Monday, October 20, 2003

Breaking "News"

Yesterday's Inquirer had a lengthy and well publicized story in the Arts & Entertainment section about the pathetic state of local television news. Perpetually cranky TV critic Jonathan Storm watched the 11 p.m. newscasts of the CBS, ABC, and NBC affiliates for a full week and concluded, "The shows on Channels 3, 6, and 10 featured platoons of earnest people trying to spread what seemed like a heartfelt belief that viewers couldn't live without their important information. But most of it was worthless: rapid-fire conjecture, self-promotion, celebrity intrigue, and provincial tales of mayhem and tragedy in the daily lives of ordinary people. Only an optimist or a fool watches local news for information on anything but the weather anymore."

To which the entire Inquirer Sunday circulation responded: Well, duh.

Storm may think it's noble to tell us that local TV news is a wasteland of relevant information, but that horse left the barn long ago. Eyewitness News, Action News, News 10 at 11, The Ten O'Clock News, WB17 News at Ten -- call it what you will, just don't call it "news." It's entertainment, really, Access Hollywood wrapped, and not very well at that, in the guise of journalism.

Frankly, Storm's story was neither shocking nor news. Moreover, it's not even useful -- he didn't interview one news director to get his reaction, nor did he offer any suggestions for improvement. Meanwhile, the medium, once parodied so brilliantly by The Simpsons, has regressed so much that even Kent Brockman can't keep up -- or down. I'd revel in the public trashing, except that it won't make one bit of difference. Storm knows it, every "news" director in town knows it, and station management sure as hell knows it.

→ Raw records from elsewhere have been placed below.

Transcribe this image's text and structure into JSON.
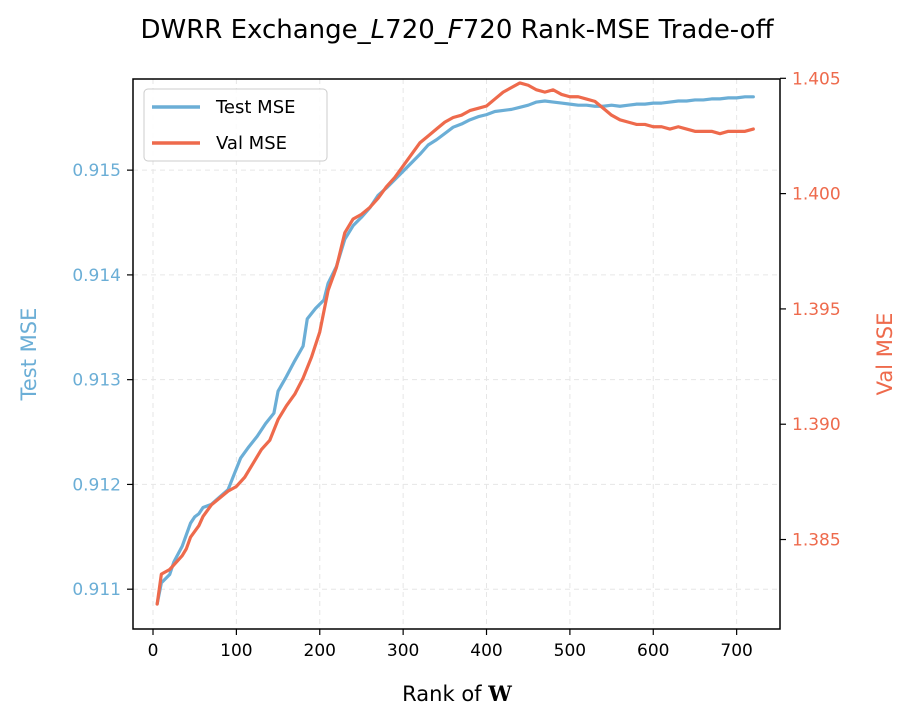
{
  "chart_data": {
    "type": "line",
    "title": {
      "prefix": "DWRR Exchange_",
      "italic1": "L",
      "mid": "720_",
      "italic2": "F",
      "suffix": "720 Rank-MSE Trade-off"
    },
    "xlabel": {
      "text": "Rank of ",
      "symbol": "W"
    },
    "ylabel_left": "Test MSE",
    "ylabel_right": "Val MSE",
    "xlim": [
      -24,
      752
    ],
    "ylim_left": [
      0.91062,
      0.91587
    ],
    "ylim_right": [
      1.38112,
      1.40497
    ],
    "x_ticks": [
      0,
      100,
      200,
      300,
      400,
      500,
      600,
      700
    ],
    "y_ticks_left": [
      0.911,
      0.912,
      0.913,
      0.914,
      0.915
    ],
    "y_ticks_right": [
      1.385,
      1.39,
      1.395,
      1.4,
      1.405
    ],
    "grid": true,
    "legend_position": "top-left",
    "colors": {
      "test": "#6baed6",
      "val": "#ee6a4c",
      "axis": "#000000",
      "grid": "#e6e6e6"
    },
    "series": [
      {
        "name": "Test MSE",
        "axis": "left",
        "points": [
          [
            5,
            0.91086
          ],
          [
            10,
            0.91106
          ],
          [
            20,
            0.91114
          ],
          [
            25,
            0.91126
          ],
          [
            35,
            0.91141
          ],
          [
            40,
            0.91152
          ],
          [
            45,
            0.91163
          ],
          [
            50,
            0.91169
          ],
          [
            55,
            0.91172
          ],
          [
            60,
            0.91178
          ],
          [
            70,
            0.91181
          ],
          [
            80,
            0.91188
          ],
          [
            90,
            0.91195
          ],
          [
            95,
            0.91205
          ],
          [
            105,
            0.91225
          ],
          [
            115,
            0.91236
          ],
          [
            125,
            0.91246
          ],
          [
            135,
            0.91258
          ],
          [
            145,
            0.91268
          ],
          [
            150,
            0.91289
          ],
          [
            160,
            0.91303
          ],
          [
            170,
            0.91318
          ],
          [
            180,
            0.91332
          ],
          [
            185,
            0.91358
          ],
          [
            195,
            0.91368
          ],
          [
            205,
            0.91376
          ],
          [
            210,
            0.91392
          ],
          [
            220,
            0.91408
          ],
          [
            225,
            0.91421
          ],
          [
            230,
            0.91434
          ],
          [
            240,
            0.91447
          ],
          [
            250,
            0.91455
          ],
          [
            260,
            0.91464
          ],
          [
            270,
            0.91476
          ],
          [
            280,
            0.91483
          ],
          [
            290,
            0.91491
          ],
          [
            300,
            0.91499
          ],
          [
            310,
            0.91507
          ],
          [
            320,
            0.91515
          ],
          [
            330,
            0.91524
          ],
          [
            340,
            0.91529
          ],
          [
            350,
            0.91535
          ],
          [
            360,
            0.91541
          ],
          [
            370,
            0.91544
          ],
          [
            380,
            0.91548
          ],
          [
            390,
            0.91551
          ],
          [
            400,
            0.91553
          ],
          [
            410,
            0.91556
          ],
          [
            420,
            0.91557
          ],
          [
            430,
            0.91558
          ],
          [
            440,
            0.9156
          ],
          [
            450,
            0.91562
          ],
          [
            460,
            0.91565
          ],
          [
            470,
            0.91566
          ],
          [
            480,
            0.91565
          ],
          [
            490,
            0.91564
          ],
          [
            500,
            0.91563
          ],
          [
            510,
            0.91562
          ],
          [
            520,
            0.91562
          ],
          [
            530,
            0.91561
          ],
          [
            540,
            0.91561
          ],
          [
            550,
            0.91562
          ],
          [
            560,
            0.91561
          ],
          [
            570,
            0.91562
          ],
          [
            580,
            0.91563
          ],
          [
            590,
            0.91563
          ],
          [
            600,
            0.91564
          ],
          [
            610,
            0.91564
          ],
          [
            620,
            0.91565
          ],
          [
            630,
            0.91566
          ],
          [
            640,
            0.91566
          ],
          [
            650,
            0.91567
          ],
          [
            660,
            0.91567
          ],
          [
            670,
            0.91568
          ],
          [
            680,
            0.91568
          ],
          [
            690,
            0.91569
          ],
          [
            700,
            0.91569
          ],
          [
            710,
            0.9157
          ],
          [
            720,
            0.9157
          ]
        ]
      },
      {
        "name": "Val MSE",
        "axis": "right",
        "points": [
          [
            5,
            1.3822
          ],
          [
            10,
            1.3835
          ],
          [
            20,
            1.3837
          ],
          [
            25,
            1.3839
          ],
          [
            35,
            1.3843
          ],
          [
            40,
            1.3846
          ],
          [
            45,
            1.3851
          ],
          [
            55,
            1.3856
          ],
          [
            60,
            1.386
          ],
          [
            70,
            1.3865
          ],
          [
            80,
            1.3868
          ],
          [
            90,
            1.3871
          ],
          [
            100,
            1.3873
          ],
          [
            110,
            1.3877
          ],
          [
            120,
            1.3883
          ],
          [
            130,
            1.3889
          ],
          [
            140,
            1.3893
          ],
          [
            150,
            1.3902
          ],
          [
            160,
            1.3908
          ],
          [
            170,
            1.3913
          ],
          [
            180,
            1.392
          ],
          [
            190,
            1.3929
          ],
          [
            200,
            1.394
          ],
          [
            210,
            1.3958
          ],
          [
            220,
            1.3968
          ],
          [
            230,
            1.3983
          ],
          [
            240,
            1.3989
          ],
          [
            250,
            1.3991
          ],
          [
            260,
            1.3994
          ],
          [
            270,
            1.3998
          ],
          [
            280,
            1.4003
          ],
          [
            290,
            1.4007
          ],
          [
            300,
            1.4012
          ],
          [
            310,
            1.4017
          ],
          [
            320,
            1.4022
          ],
          [
            330,
            1.4025
          ],
          [
            340,
            1.4028
          ],
          [
            350,
            1.4031
          ],
          [
            360,
            1.4033
          ],
          [
            370,
            1.4034
          ],
          [
            380,
            1.4036
          ],
          [
            390,
            1.4037
          ],
          [
            400,
            1.4038
          ],
          [
            410,
            1.4041
          ],
          [
            420,
            1.4044
          ],
          [
            430,
            1.4046
          ],
          [
            440,
            1.4048
          ],
          [
            450,
            1.4047
          ],
          [
            460,
            1.4045
          ],
          [
            470,
            1.4044
          ],
          [
            480,
            1.4045
          ],
          [
            490,
            1.4043
          ],
          [
            500,
            1.4042
          ],
          [
            510,
            1.4042
          ],
          [
            520,
            1.4041
          ],
          [
            530,
            1.404
          ],
          [
            540,
            1.4037
          ],
          [
            550,
            1.4034
          ],
          [
            560,
            1.4032
          ],
          [
            570,
            1.4031
          ],
          [
            580,
            1.403
          ],
          [
            590,
            1.403
          ],
          [
            600,
            1.4029
          ],
          [
            610,
            1.4029
          ],
          [
            620,
            1.4028
          ],
          [
            630,
            1.4029
          ],
          [
            640,
            1.4028
          ],
          [
            650,
            1.4027
          ],
          [
            660,
            1.4027
          ],
          [
            670,
            1.4027
          ],
          [
            680,
            1.4026
          ],
          [
            690,
            1.4027
          ],
          [
            700,
            1.4027
          ],
          [
            710,
            1.4027
          ],
          [
            720,
            1.4028
          ]
        ]
      }
    ]
  }
}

The Inquirer has done a nice job under new editor Amanda Bennett of bringing back intelligence and passion to local news coverage, but reading the newspaper takes more effort than watching television. Channel 6's Jim Gardner continues to be seen as a news authority, Channel 10 continues to offer up nice-looking guys with good voices, good suits, good hair, and empty heads, and Channel 3 continues to insist that its smoking-hot new anchor Alycia Lane was tapped for her journalism skills only, and people keep tuning in. The old saying should be changed -- no news is, well, no news.